Ebranlé, ou renforcé, le système politique français? La carte de France de ce dimanche ressemble en surface à une sorte de match nul droite-gauche face au FN. Sept régions (Alsace, Nord-Pas-de-Calais, PACA, Pays de Loire, Auvergne-Rhône-Alpes, Normandie et Ile de France) remportées par Les Républicains de Nicolas Sarkozy. Cinq régions remportées par le PS et ses alliés (Bretagne, Aquitaine, Centre, Languedoc, Bourgogne-Franche-Comté). Et une nouveauté: la conquête politique de la Corse par les nationalistes. En réalité, ce scrutin régional à haute intensité nationale est déjà riche de leçons pour la présidentielle de 2017.

La gauche savait qu’elle serait laminée par rapport aux régionales de 2010, qui l’avaient vu remporter 21 régions sur les 22 existantes à l’époque. En conservant six régions sur treize, le PS et ses alliés prouvent toutefois que leurs troupes électorales ne les ont pas complètement abandonnés, malgré l’impopularité chronique du président François Hollande, et le porte-à-faux sécuritaire engendré par l’état d’urgence en vigueur jusqu’au 26 février prochain. L’ancien Chef de l’Etat Nicolas Sarkozy se retrouve en revanche dans une posture beaucoup plus délicate, avec deux seuls vrais succès à faire valoir: celui de Laurent Wauquiez en Auvergne-Rhône-Alpes, et celui, obtenu à l’arraché, de Valérie Pécresse dans la très symbolique Ile-de-France (la région parisienne). Les trois régions menacées par le FN (Nord, PACA et Alsace) ne sont en effet remportées par les candidats LR que grâce au désistement du PS qui, dans les deux premiers cas, ne comptera plus un seul élu régional pendant six ans.

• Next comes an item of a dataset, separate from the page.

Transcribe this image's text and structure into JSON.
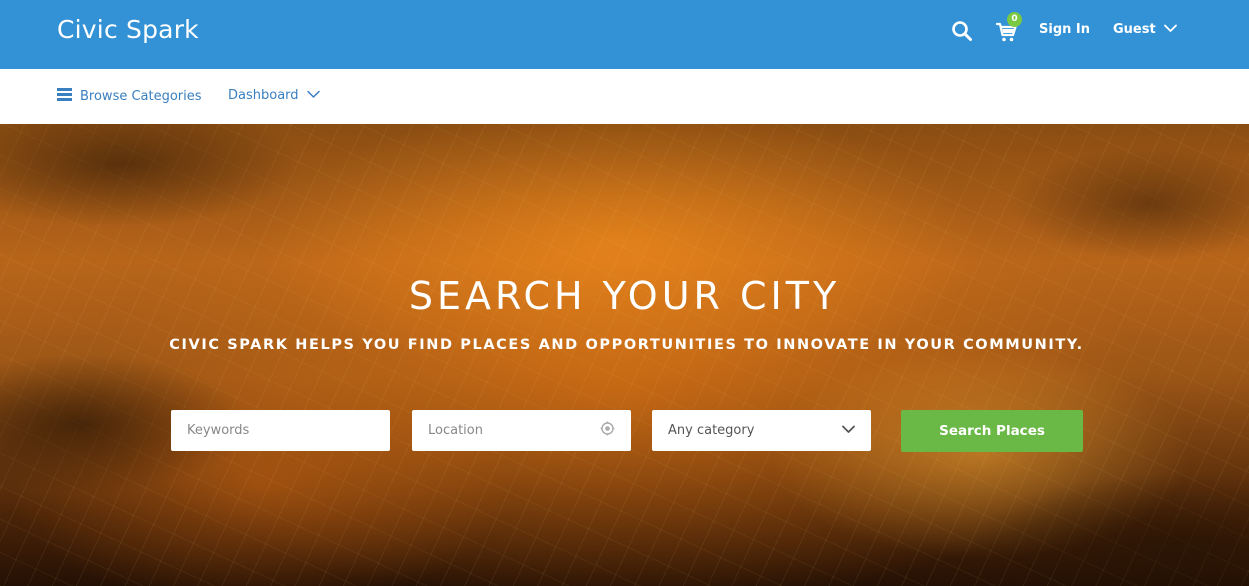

Difficile, dès lors, pour l’ex-président de continuer à se présenter comme la «seule alternative crédible» comme il l’a fait durant l’entre-deux-tours. Difficile, surtout, d’éviter l’affrontement programmé au sein de son parti avec ses rivaux pour les futures primaires. A commencer par Alain Juppé, dont la candidate Virginie Calmels a été battue en Aquitaine par le socialiste sortant, Alain Rousset.

La grande question posée par ce second tour des régionales a en fait été résumée par la première intervention de la soirée: celle de Xavier Bertrand, vainqueur de Marine Le Pen. «C’est notre dernière chance» a tonné, très ému, l’ancien ministre conservateur, après avoir remercié les électeurs de gauche et appelé à «un changement profond dans les pratiques politiques». Au sortir des urnes, une évidence s’impose: la France a résisté au FN. Mais les brèches ouvertes par celui-ci au premier tour seront dures à colmater.